If you’ve been scrolling through home content lately, you’ve probably noticed something: the big corner sofa is slowly losing its grip on the living room. From Beverly Hills mansions to Brooklyn lofts, a new favourite is taking over: the statement armchair. And it’s not just a home design thing anymore. When Hailey Bieber revealed the interiors of the Rhode office in Beverly Hills, the detail that caught everyone’s eye wasn’t the skincare products on the shelves; it was the lounge area: a set of low, curved brown armchairs that felt deliberately chosen, the kind of piece you don’t stumble upon at a furniture chain.
Those chairs, warm and very similar to the Dudet armchair by Patricia Urquiola for Cassina, are a perfect snapshot of where celebrity taste is right now. Fewer pieces, better choices, and a clear preference for furniture that carries some cultural weight. It’s a shift that’s showing up everywhere, from A-list home tours to the most-saved posts on interior design feeds across the US.
Why the Armchair Is Having Its Moment
The timing isn’t accidental. After years of open-plan everything, people are craving spaces within the home that feel genuinely personal, and a single armchair does something a shared sofa simply can’t. It gives you a spot that’s entirely yours. Emma Chamberlain put it well when she launched her 2026 West Elm collection: “every seat should ask you to stay awhile.” That’s the philosophy driving the shift. Not furniture as backdrop, but furniture as intention. Her own LA home, toured twice by Architectural Digest, is full of carefully chosen armchairs that punctuate each room rather than fill it.
Cole Sprouse took a similar approach when he bought his Hollywood Hills West home, a 1949 midcentury post-and-beam with original contributions by architect Richard Neutra. The interiors lean into the bones of the house: clean lines, considered proportions, and seating that earns its place in the room rather than defaulting to the largest sofa available.
The Shapes People Are Actually Buying
Right now, interest is split between two clear camps. On one side, structured and architectural silhouettes: clean lines, firm backs, a quietly confident feel that works as well beside a fireplace as it does in a home office. On the other, organic and enveloping shapes designed to make you disappear for an hour with your phone or a book. Kendall Jenner’s recently revealed mountain home sits firmly in that second camp: layered, warm, with armchairs that look like they were chosen one by one rather than ordered as a set.

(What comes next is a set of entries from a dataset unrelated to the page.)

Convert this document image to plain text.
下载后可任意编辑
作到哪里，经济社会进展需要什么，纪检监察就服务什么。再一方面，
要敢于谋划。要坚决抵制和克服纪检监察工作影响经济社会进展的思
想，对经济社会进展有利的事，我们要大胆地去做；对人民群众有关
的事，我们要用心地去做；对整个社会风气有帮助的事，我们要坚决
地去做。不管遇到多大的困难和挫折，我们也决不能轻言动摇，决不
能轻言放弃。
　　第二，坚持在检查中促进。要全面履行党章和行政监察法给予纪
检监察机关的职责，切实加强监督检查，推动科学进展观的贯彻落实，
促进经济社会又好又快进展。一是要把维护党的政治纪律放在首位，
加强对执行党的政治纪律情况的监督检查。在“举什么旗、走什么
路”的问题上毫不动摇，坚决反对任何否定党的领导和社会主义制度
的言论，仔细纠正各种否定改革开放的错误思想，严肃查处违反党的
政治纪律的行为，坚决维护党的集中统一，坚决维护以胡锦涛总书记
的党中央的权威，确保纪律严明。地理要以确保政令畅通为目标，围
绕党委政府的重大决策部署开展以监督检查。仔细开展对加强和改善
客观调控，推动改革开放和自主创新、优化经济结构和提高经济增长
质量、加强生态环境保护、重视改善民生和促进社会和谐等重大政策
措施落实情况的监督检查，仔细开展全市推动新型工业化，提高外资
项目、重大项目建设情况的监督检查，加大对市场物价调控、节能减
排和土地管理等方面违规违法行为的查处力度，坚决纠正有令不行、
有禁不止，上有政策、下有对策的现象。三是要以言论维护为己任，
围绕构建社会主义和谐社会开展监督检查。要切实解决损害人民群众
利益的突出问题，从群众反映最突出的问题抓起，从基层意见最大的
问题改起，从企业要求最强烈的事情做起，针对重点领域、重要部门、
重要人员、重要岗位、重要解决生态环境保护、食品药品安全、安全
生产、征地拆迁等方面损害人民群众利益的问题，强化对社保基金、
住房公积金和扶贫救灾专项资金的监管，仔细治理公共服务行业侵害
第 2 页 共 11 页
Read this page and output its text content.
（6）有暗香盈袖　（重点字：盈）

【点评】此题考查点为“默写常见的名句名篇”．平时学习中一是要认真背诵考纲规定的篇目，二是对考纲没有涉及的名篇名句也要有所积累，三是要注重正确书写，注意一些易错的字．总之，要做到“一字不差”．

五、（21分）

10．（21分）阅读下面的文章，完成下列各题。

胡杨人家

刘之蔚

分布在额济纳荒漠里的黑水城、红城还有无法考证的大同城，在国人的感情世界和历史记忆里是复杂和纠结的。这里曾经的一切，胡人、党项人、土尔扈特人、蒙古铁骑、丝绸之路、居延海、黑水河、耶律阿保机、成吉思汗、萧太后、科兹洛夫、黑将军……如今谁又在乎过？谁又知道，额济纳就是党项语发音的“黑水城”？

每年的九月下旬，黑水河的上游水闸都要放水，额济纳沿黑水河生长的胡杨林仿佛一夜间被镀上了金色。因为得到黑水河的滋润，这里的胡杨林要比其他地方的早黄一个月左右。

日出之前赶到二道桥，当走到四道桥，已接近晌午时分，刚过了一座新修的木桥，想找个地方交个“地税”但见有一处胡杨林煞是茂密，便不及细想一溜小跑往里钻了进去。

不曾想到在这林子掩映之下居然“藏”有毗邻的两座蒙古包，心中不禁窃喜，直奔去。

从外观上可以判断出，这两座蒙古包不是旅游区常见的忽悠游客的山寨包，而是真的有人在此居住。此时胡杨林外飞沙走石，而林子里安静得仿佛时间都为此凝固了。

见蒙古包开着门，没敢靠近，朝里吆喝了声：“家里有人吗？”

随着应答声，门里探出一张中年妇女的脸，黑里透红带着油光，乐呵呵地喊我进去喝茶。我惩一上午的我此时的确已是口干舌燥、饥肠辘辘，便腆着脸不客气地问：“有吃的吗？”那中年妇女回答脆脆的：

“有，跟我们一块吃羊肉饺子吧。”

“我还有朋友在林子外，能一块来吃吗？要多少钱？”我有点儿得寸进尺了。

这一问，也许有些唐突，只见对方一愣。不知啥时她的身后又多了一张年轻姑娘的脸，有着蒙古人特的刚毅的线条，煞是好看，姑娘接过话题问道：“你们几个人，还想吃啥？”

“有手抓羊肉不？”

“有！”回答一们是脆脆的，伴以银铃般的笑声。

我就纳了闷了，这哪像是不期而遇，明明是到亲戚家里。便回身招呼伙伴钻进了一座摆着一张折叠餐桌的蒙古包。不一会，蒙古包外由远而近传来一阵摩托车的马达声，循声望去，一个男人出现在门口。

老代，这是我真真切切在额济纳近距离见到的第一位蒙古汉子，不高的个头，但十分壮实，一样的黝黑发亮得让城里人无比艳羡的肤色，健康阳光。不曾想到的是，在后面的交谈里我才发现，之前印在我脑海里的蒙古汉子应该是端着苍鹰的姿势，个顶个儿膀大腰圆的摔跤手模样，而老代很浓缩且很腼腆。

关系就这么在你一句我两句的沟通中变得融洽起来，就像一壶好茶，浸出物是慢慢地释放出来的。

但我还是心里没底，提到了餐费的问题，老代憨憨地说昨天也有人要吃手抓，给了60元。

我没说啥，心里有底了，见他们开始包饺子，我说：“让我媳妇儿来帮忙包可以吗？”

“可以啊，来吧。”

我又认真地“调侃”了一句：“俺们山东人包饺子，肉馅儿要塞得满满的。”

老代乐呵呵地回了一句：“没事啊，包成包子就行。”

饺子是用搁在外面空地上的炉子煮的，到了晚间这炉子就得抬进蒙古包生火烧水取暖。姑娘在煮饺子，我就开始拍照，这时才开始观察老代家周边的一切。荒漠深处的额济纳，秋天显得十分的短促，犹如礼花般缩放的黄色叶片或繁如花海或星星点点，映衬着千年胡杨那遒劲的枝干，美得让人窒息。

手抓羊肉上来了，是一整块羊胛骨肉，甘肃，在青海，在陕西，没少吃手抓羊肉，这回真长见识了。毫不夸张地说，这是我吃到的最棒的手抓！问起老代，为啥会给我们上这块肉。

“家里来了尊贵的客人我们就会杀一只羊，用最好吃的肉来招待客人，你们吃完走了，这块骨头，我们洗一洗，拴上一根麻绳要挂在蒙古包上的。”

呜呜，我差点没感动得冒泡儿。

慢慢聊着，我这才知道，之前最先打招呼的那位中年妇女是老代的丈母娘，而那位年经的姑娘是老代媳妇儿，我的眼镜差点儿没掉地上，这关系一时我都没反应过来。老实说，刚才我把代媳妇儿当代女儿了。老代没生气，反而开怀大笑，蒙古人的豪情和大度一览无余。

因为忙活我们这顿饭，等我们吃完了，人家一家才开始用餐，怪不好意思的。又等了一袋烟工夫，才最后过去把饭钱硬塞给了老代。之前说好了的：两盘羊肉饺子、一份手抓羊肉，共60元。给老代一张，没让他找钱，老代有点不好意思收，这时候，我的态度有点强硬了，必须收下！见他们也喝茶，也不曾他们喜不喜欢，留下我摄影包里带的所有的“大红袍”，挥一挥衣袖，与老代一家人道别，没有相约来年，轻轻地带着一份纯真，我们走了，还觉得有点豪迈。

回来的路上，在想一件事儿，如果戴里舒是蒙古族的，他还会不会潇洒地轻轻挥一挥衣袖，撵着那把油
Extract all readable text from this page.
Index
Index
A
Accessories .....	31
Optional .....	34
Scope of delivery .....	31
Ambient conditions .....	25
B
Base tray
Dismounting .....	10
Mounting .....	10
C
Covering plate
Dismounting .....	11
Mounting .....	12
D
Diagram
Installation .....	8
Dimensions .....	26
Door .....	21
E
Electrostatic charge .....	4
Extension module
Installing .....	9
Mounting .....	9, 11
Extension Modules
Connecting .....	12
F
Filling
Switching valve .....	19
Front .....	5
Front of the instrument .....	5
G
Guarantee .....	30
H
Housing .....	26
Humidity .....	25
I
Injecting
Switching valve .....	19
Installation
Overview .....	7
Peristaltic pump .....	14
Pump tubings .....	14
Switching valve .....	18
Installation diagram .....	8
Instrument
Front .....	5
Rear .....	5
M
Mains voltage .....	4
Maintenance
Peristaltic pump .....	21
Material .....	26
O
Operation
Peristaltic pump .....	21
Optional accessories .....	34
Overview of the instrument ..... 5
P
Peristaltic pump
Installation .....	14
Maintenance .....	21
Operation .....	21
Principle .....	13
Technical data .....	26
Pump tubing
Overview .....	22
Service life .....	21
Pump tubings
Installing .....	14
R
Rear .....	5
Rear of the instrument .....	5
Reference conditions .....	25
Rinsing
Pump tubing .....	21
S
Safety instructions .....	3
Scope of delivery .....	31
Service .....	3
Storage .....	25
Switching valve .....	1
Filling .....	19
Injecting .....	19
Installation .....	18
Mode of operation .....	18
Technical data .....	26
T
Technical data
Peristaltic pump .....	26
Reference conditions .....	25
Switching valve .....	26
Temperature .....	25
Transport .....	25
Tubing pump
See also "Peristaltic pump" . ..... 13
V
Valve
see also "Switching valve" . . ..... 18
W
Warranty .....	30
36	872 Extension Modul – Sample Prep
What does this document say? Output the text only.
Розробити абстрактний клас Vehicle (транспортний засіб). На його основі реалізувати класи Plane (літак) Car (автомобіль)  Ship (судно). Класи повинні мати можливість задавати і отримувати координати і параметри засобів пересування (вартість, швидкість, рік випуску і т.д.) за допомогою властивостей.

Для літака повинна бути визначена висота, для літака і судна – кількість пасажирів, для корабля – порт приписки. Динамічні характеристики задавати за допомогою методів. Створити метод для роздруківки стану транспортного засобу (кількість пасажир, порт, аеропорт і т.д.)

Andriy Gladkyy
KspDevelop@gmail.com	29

Both directions share the same underlying shift: a deliberate move away from the disposable. Buyers are researching materials, asking about frame construction, and thinking about how a piece will wear over a decade of daily use. The armchair has become the one category where people feel genuinely confident spending more, because it’s one considered object, not an entire suite.
What This Says About How We Want to Live
The broader picture is a change in how people approach a whole room. Rather than anchoring a space with a large sofa and filling outward, more homeowners, celebrity or otherwise, are starting with one strong, identity-driven piece and letting everything else play second. The chair becomes the punctuation mark of the room. The thing that tells you, quietly, who lives there.
It also changes the economics of furnishing. A well-chosen piece from a serious maker holds its value in a way flat-pack alternatives never will. As more people start treating furniture as a long-term investment rather than a seasonal fix, the armchair is only going to keep climbing.